In a recent article for the Journal of the American Medical Association, he wrote that “the relatively meager attention that has been paid to long COVID is unfortunate, because its health and economic consequences are likely to be every bit as substantial as those due to acute illness.” More than a million people, most of them service workers in fields such as healthcare, social care, and retailing, could be out of the workforce at any given time, he observed, translating to lost income of more than $50 billion annually. Because the shortage of workers in these sectors is already driving up wages and prices, he added in an interview, it could even be contributing to the recent surge in U.S. inflation. Given the immense burden for the economy overall, whatever is spent to understand, treat, and prevent long COVID pales in comparison to the economic costs. “There’s zero argument against spending money—even $50 billion,” said Cutler—“to figure this out.”

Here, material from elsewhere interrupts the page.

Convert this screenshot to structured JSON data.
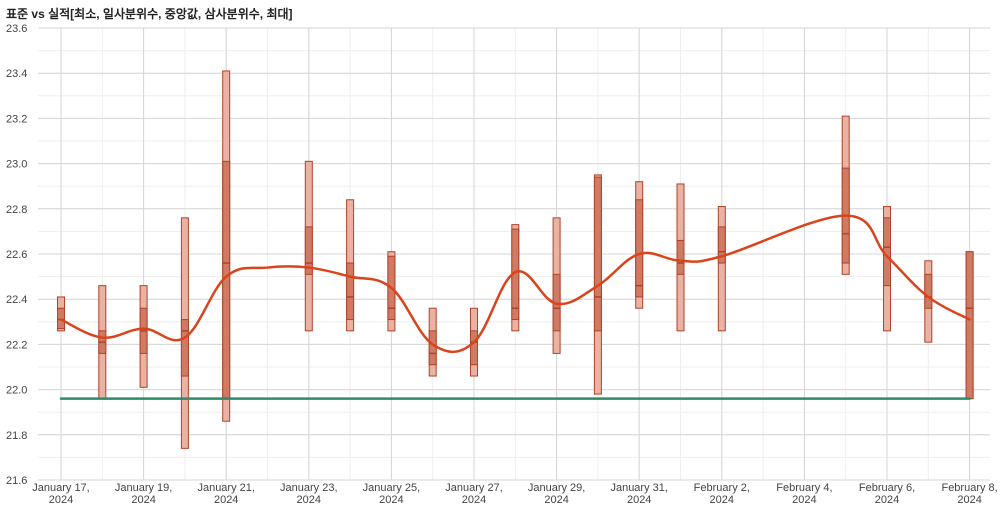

Levy and Bassett were the initial organizers of the Greater Boston Recovery Cohort, now one of 15 research groups around the country enrolling patients in a comprehensive $1.15-billion National Institutes of Health (NIH) long COVID study (RECOVER: Researching COVID to Enhance Recovery) that will seek to define the disease, figure out who is vulnerable, discover causes, and develop optimal treatments. As soon as patients began streaming into the COVID Recovery Center Levy had set up at BWH in May 2021, he realized that the wide and puzzling scope of long COVID symptoms would call for an unprecedented level of collaboration among specialists and institutions to understand and treat the heterogeneous syndrome. Six Boston-area academic health centers, including Massachusetts General Hospital, Boston Medical Center, Tufts Medical Center, Beth Israel Deaconess Medical Center, and Cambridge Health Alliance, ultimately joined forces with the Brigham to form the Boston arm of the NIH-funded research.

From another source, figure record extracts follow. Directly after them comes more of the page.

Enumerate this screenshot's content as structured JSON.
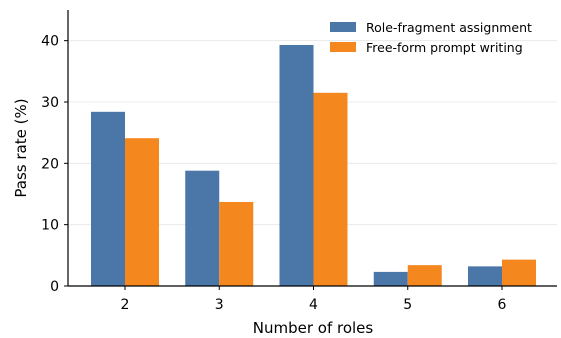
{
  "chart_data": {
    "type": "bar",
    "categories": [
      "2",
      "3",
      "4",
      "5",
      "6"
    ],
    "series": [
      {
        "name": "Role-fragment assignment",
        "color": "#4a76a8",
        "values": [
          28.4,
          18.8,
          39.3,
          2.3,
          3.2
        ]
      },
      {
        "name": "Free-form prompt writing",
        "color": "#f5871f",
        "values": [
          24.1,
          13.7,
          31.5,
          3.4,
          4.3
        ]
      }
    ],
    "title": "",
    "xlabel": "Number of roles",
    "ylabel": "Pass rate (%)",
    "ylim": [
      0,
      45
    ],
    "yticks": [
      "0",
      "10",
      "20",
      "30",
      "40"
    ],
    "grid": "horizontal",
    "legend_position": "top-right"
  }
}
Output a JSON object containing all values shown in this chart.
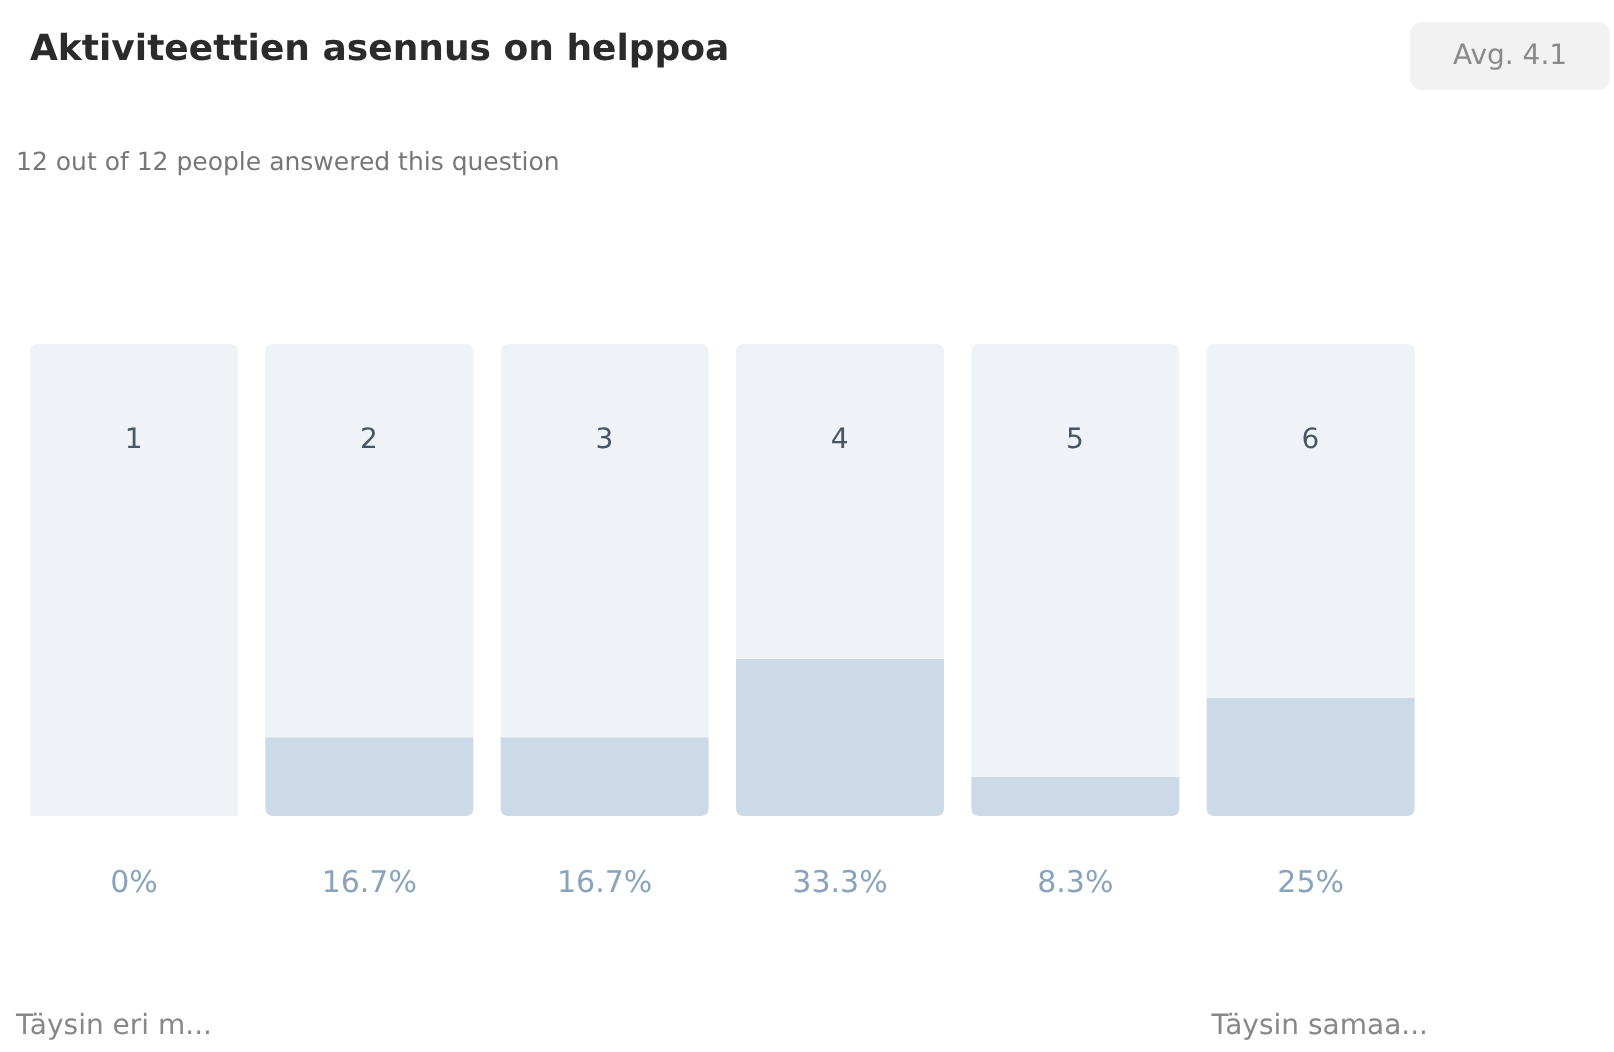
{
  "chart_data": {
    "type": "bar",
    "title": "Aktiviteettien asennus on helppoa",
    "subtitle": "12 out of 12 people answered this question",
    "annotations": [
      "Avg. 4.1",
      "Täysin eri m...",
      "Täysin samaa..."
    ],
    "categories": [
      "1",
      "2",
      "3",
      "4",
      "5",
      "6"
    ],
    "stacked": true,
    "series": [
      {
        "color": "#ccdae8",
        "values": [
          0,
          16.7,
          16.7,
          33.3,
          8.3,
          25
        ],
        "value_labels": [
          "0%",
          "16.7%",
          "16.7%",
          "33.3%",
          "8.3%",
          "25%"
        ]
      },
      {
        "color": "#eff3f8",
        "values": [
          100,
          83.3,
          83.3,
          66.7,
          91.7,
          75
        ]
      }
    ],
    "ylim": [
      0,
      100
    ],
    "tick_labels": "x",
    "grid": false,
    "legend": false
  }
}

“Understanding the underlying biology is key,” says Bassett, “because then we’ll know what approaches to try to treat this.” Now that it is generally agreed that COVID persists for a significant population, the fight against the pathogen and infections has become doubly urgent. The public has an even greater interest in minimizing harm through vaccination and antiviral medications. And there is a pressing need to understand and address the long-term effects many are suffering.

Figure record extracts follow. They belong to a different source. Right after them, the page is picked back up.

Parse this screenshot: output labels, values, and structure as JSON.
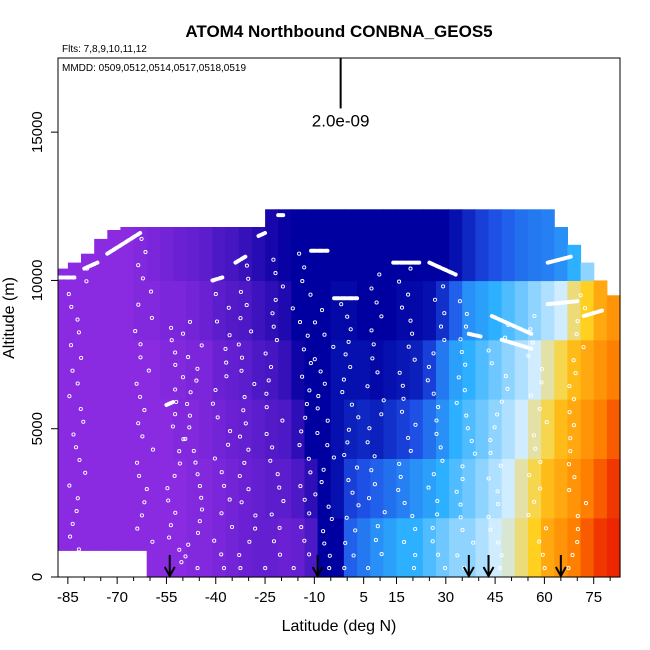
{
  "chart_data": {
    "type": "heatmap",
    "title": "ATOM4 Northbound CONBNA_GEOS5",
    "flights_label": "Flts: 7,8,9,10,11,12",
    "dates_label": "MMDD: 0509,0512,0514,0517,0518,0519",
    "xlabel": "Latitude (deg N)",
    "ylabel": "Altitude (m)",
    "xlim": [
      -88,
      83
    ],
    "ylim": [
      0,
      17500
    ],
    "x_ticks": [
      -85,
      -70,
      -55,
      -40,
      -25,
      -10,
      5,
      15,
      30,
      45,
      60,
      75
    ],
    "x_minor_step": 5,
    "y_ticks": [
      0,
      5000,
      10000,
      15000
    ],
    "scale_bar_label": "2.0e-09",
    "scale_bar_y": [
      15800,
      17500
    ],
    "scale_bar_x": -2,
    "arrow_latitudes": [
      -54,
      -9,
      37,
      43,
      65
    ],
    "colors": {
      "purple": "#8a2be2",
      "blue_dark": "#0000a0",
      "blue": "#1e50e6",
      "cyan": "#2db0ff",
      "light": "#d0ecff",
      "yellow": "#ffd020",
      "orange": "#ff8000",
      "red": "#e60000"
    },
    "columns": [
      {
        "lat": -87,
        "top": 10400,
        "v": [
          0.12,
          0.12,
          0.12,
          0.12,
          0.12,
          0.12
        ]
      },
      {
        "lat": -83,
        "top": 10600,
        "v": [
          0.12,
          0.12,
          0.12,
          0.12,
          0.12,
          0.12
        ]
      },
      {
        "lat": -79,
        "top": 10900,
        "v": [
          0.12,
          0.12,
          0.12,
          0.12,
          0.12,
          0.12
        ]
      },
      {
        "lat": -75,
        "top": 11400,
        "v": [
          0.12,
          0.12,
          0.12,
          0.12,
          0.12,
          0.12
        ]
      },
      {
        "lat": -71,
        "top": 11700,
        "v": [
          0.12,
          0.12,
          0.12,
          0.12,
          0.12,
          0.12
        ]
      },
      {
        "lat": -67,
        "top": 11800,
        "v": [
          0.12,
          0.12,
          0.12,
          0.12,
          0.12,
          0.12
        ]
      },
      {
        "lat": -63,
        "top": 11800,
        "v": [
          0.12,
          0.12,
          0.12,
          0.12,
          0.13,
          0.13
        ]
      },
      {
        "lat": -59,
        "top": 11800,
        "v": [
          0.12,
          0.12,
          0.12,
          0.12,
          0.13,
          0.14
        ]
      },
      {
        "lat": -55,
        "top": 11800,
        "v": [
          0.12,
          0.12,
          0.12,
          0.13,
          0.14,
          0.15
        ]
      },
      {
        "lat": -51,
        "top": 11800,
        "v": [
          0.12,
          0.12,
          0.13,
          0.13,
          0.14,
          0.16
        ]
      },
      {
        "lat": -47,
        "top": 11800,
        "v": [
          0.13,
          0.13,
          0.13,
          0.14,
          0.15,
          0.17
        ]
      },
      {
        "lat": -43,
        "top": 11800,
        "v": [
          0.13,
          0.13,
          0.14,
          0.14,
          0.16,
          0.18
        ]
      },
      {
        "lat": -39,
        "top": 11800,
        "v": [
          0.14,
          0.14,
          0.15,
          0.16,
          0.18,
          0.2
        ]
      },
      {
        "lat": -35,
        "top": 11800,
        "v": [
          0.15,
          0.15,
          0.16,
          0.17,
          0.19,
          0.21
        ]
      },
      {
        "lat": -31,
        "top": 11800,
        "v": [
          0.16,
          0.16,
          0.17,
          0.18,
          0.2,
          0.23
        ]
      },
      {
        "lat": -27,
        "top": 11800,
        "v": [
          0.17,
          0.17,
          0.18,
          0.2,
          0.22,
          0.25
        ]
      },
      {
        "lat": -23,
        "top": 12400,
        "v": [
          0.17,
          0.18,
          0.19,
          0.21,
          0.24,
          0.27
        ]
      },
      {
        "lat": -19,
        "top": 12400,
        "v": [
          0.16,
          0.18,
          0.2,
          0.23,
          0.26,
          0.29
        ]
      },
      {
        "lat": -15,
        "top": 12400,
        "v": [
          0.17,
          0.2,
          0.24,
          0.28,
          0.3,
          0.32
        ]
      },
      {
        "lat": -11,
        "top": 12400,
        "v": [
          0.2,
          0.24,
          0.3,
          0.34,
          0.36,
          0.37
        ]
      },
      {
        "lat": -7,
        "top": 12400,
        "v": [
          0.3,
          0.34,
          0.38,
          0.4,
          0.4,
          0.39
        ]
      },
      {
        "lat": -3,
        "top": 12400,
        "v": [
          0.4,
          0.42,
          0.42,
          0.42,
          0.41,
          0.4
        ]
      },
      {
        "lat": 1,
        "top": 12400,
        "v": [
          0.52,
          0.48,
          0.44,
          0.42,
          0.41,
          0.4
        ]
      },
      {
        "lat": 5,
        "top": 12400,
        "v": [
          0.55,
          0.5,
          0.45,
          0.42,
          0.4,
          0.39
        ]
      },
      {
        "lat": 9,
        "top": 12400,
        "v": [
          0.58,
          0.52,
          0.44,
          0.41,
          0.4,
          0.39
        ]
      },
      {
        "lat": 13,
        "top": 12400,
        "v": [
          0.6,
          0.54,
          0.46,
          0.42,
          0.4,
          0.39
        ]
      },
      {
        "lat": 17,
        "top": 12400,
        "v": [
          0.62,
          0.56,
          0.48,
          0.43,
          0.41,
          0.39
        ]
      },
      {
        "lat": 21,
        "top": 12400,
        "v": [
          0.62,
          0.58,
          0.5,
          0.44,
          0.41,
          0.39
        ]
      },
      {
        "lat": 25,
        "top": 12400,
        "v": [
          0.64,
          0.6,
          0.54,
          0.48,
          0.42,
          0.39
        ]
      },
      {
        "lat": 29,
        "top": 12400,
        "v": [
          0.66,
          0.62,
          0.58,
          0.55,
          0.46,
          0.4
        ]
      },
      {
        "lat": 33,
        "top": 12400,
        "v": [
          0.68,
          0.64,
          0.62,
          0.6,
          0.52,
          0.42
        ]
      },
      {
        "lat": 37,
        "top": 12400,
        "v": [
          0.68,
          0.66,
          0.64,
          0.62,
          0.58,
          0.45
        ]
      },
      {
        "lat": 41,
        "top": 12400,
        "v": [
          0.7,
          0.68,
          0.66,
          0.64,
          0.6,
          0.48
        ]
      },
      {
        "lat": 45,
        "top": 12400,
        "v": [
          0.72,
          0.7,
          0.68,
          0.66,
          0.62,
          0.5
        ]
      },
      {
        "lat": 49,
        "top": 12400,
        "v": [
          0.74,
          0.72,
          0.7,
          0.68,
          0.64,
          0.52
        ]
      },
      {
        "lat": 53,
        "top": 12400,
        "v": [
          0.78,
          0.76,
          0.72,
          0.7,
          0.66,
          0.54
        ]
      },
      {
        "lat": 57,
        "top": 12400,
        "v": [
          0.82,
          0.8,
          0.76,
          0.72,
          0.68,
          0.55
        ]
      },
      {
        "lat": 61,
        "top": 12400,
        "v": [
          0.86,
          0.84,
          0.8,
          0.76,
          0.7,
          0.56
        ]
      },
      {
        "lat": 65,
        "top": 11800,
        "v": [
          0.88,
          0.86,
          0.84,
          0.8,
          0.72,
          0.58
        ]
      },
      {
        "lat": 69,
        "top": 11200,
        "v": [
          0.9,
          0.88,
          0.86,
          0.84,
          0.78,
          0.62
        ]
      },
      {
        "lat": 73,
        "top": 10600,
        "v": [
          0.92,
          0.9,
          0.88,
          0.86,
          0.82,
          0.68
        ]
      },
      {
        "lat": 77,
        "top": 10000,
        "v": [
          0.94,
          0.92,
          0.9,
          0.88,
          0.86,
          0.8
        ]
      },
      {
        "lat": 81,
        "top": 9500,
        "v": [
          0.95,
          0.94,
          0.92,
          0.9,
          0.88,
          0.85
        ]
      }
    ],
    "dive_dots": [
      {
        "lat": -82,
        "alt_min": 500,
        "alt_max": 10400,
        "n": 24
      },
      {
        "lat": -62,
        "alt_min": 300,
        "alt_max": 11400,
        "n": 26
      },
      {
        "lat": -52,
        "alt_min": 500,
        "alt_max": 8400,
        "n": 20
      },
      {
        "lat": -47,
        "alt_min": 300,
        "alt_max": 8600,
        "n": 22
      },
      {
        "lat": -38,
        "alt_min": 300,
        "alt_max": 10000,
        "n": 22
      },
      {
        "lat": -30,
        "alt_min": 300,
        "alt_max": 10500,
        "n": 24
      },
      {
        "lat": -22,
        "alt_min": 300,
        "alt_max": 10700,
        "n": 24
      },
      {
        "lat": -14,
        "alt_min": 300,
        "alt_max": 10900,
        "n": 24
      },
      {
        "lat": -7,
        "alt_min": 300,
        "alt_max": 9000,
        "n": 22
      },
      {
        "lat": 1,
        "alt_min": 300,
        "alt_max": 9200,
        "n": 22
      },
      {
        "lat": 9,
        "alt_min": 300,
        "alt_max": 10200,
        "n": 22
      },
      {
        "lat": 18,
        "alt_min": 300,
        "alt_max": 10400,
        "n": 24
      },
      {
        "lat": 27,
        "alt_min": 300,
        "alt_max": 9800,
        "n": 22
      },
      {
        "lat": 36,
        "alt_min": 300,
        "alt_max": 9300,
        "n": 22
      },
      {
        "lat": 46,
        "alt_min": 300,
        "alt_max": 8500,
        "n": 20
      },
      {
        "lat": 58,
        "alt_min": 300,
        "alt_max": 8800,
        "n": 20
      },
      {
        "lat": 70,
        "alt_min": 300,
        "alt_max": 9500,
        "n": 22
      }
    ],
    "flight_legs": [
      {
        "x1": -88,
        "y1": 10100,
        "x2": -83,
        "y2": 10100
      },
      {
        "x1": -80,
        "y1": 10400,
        "x2": -76,
        "y2": 10600
      },
      {
        "x1": -73,
        "y1": 10900,
        "x2": -63,
        "y2": 11600
      },
      {
        "x1": -55,
        "y1": 5800,
        "x2": -53,
        "y2": 5900
      },
      {
        "x1": -41,
        "y1": 10000,
        "x2": -38,
        "y2": 10100
      },
      {
        "x1": -34,
        "y1": 10600,
        "x2": -31,
        "y2": 10800
      },
      {
        "x1": -27,
        "y1": 11500,
        "x2": -25,
        "y2": 11600
      },
      {
        "x1": -21,
        "y1": 12200,
        "x2": -19,
        "y2": 12200
      },
      {
        "x1": -11,
        "y1": 11000,
        "x2": -6,
        "y2": 11000
      },
      {
        "x1": -4,
        "y1": 9400,
        "x2": 3,
        "y2": 9400
      },
      {
        "x1": 14,
        "y1": 10600,
        "x2": 22,
        "y2": 10600
      },
      {
        "x1": 25,
        "y1": 10600,
        "x2": 33,
        "y2": 10200
      },
      {
        "x1": 44,
        "y1": 8800,
        "x2": 56,
        "y2": 8200
      },
      {
        "x1": 37,
        "y1": 8200,
        "x2": 41,
        "y2": 8100
      },
      {
        "x1": 47,
        "y1": 8000,
        "x2": 56,
        "y2": 7700
      },
      {
        "x1": 61,
        "y1": 10600,
        "x2": 68,
        "y2": 10800
      },
      {
        "x1": 61,
        "y1": 9200,
        "x2": 70,
        "y2": 9300
      },
      {
        "x1": 72,
        "y1": 8800,
        "x2": 78,
        "y2": 9000
      }
    ]
  }
}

Given the still-obscure causes of long COVID, there are no real treatments—just holistic rehabilitation programs that gradually seek to increase patients’ tolerance for activity. Beyond that kind of palliative care, of the sort that is gradually helping Phil Baczewki, Bassett hopes that treatments will be found, but worries about the perpetuation of inequities. “We need to be sure that as we figure out pathways for managing long COVID—and hopefully treating and preventing it in the future—that we’re really thinking about reaching the broadest possible group of people. Because, I would hate to see a repeat of the gaps in access” to acute COVID prevention, care, and treatment that occur all too frequently in the United States and around the world.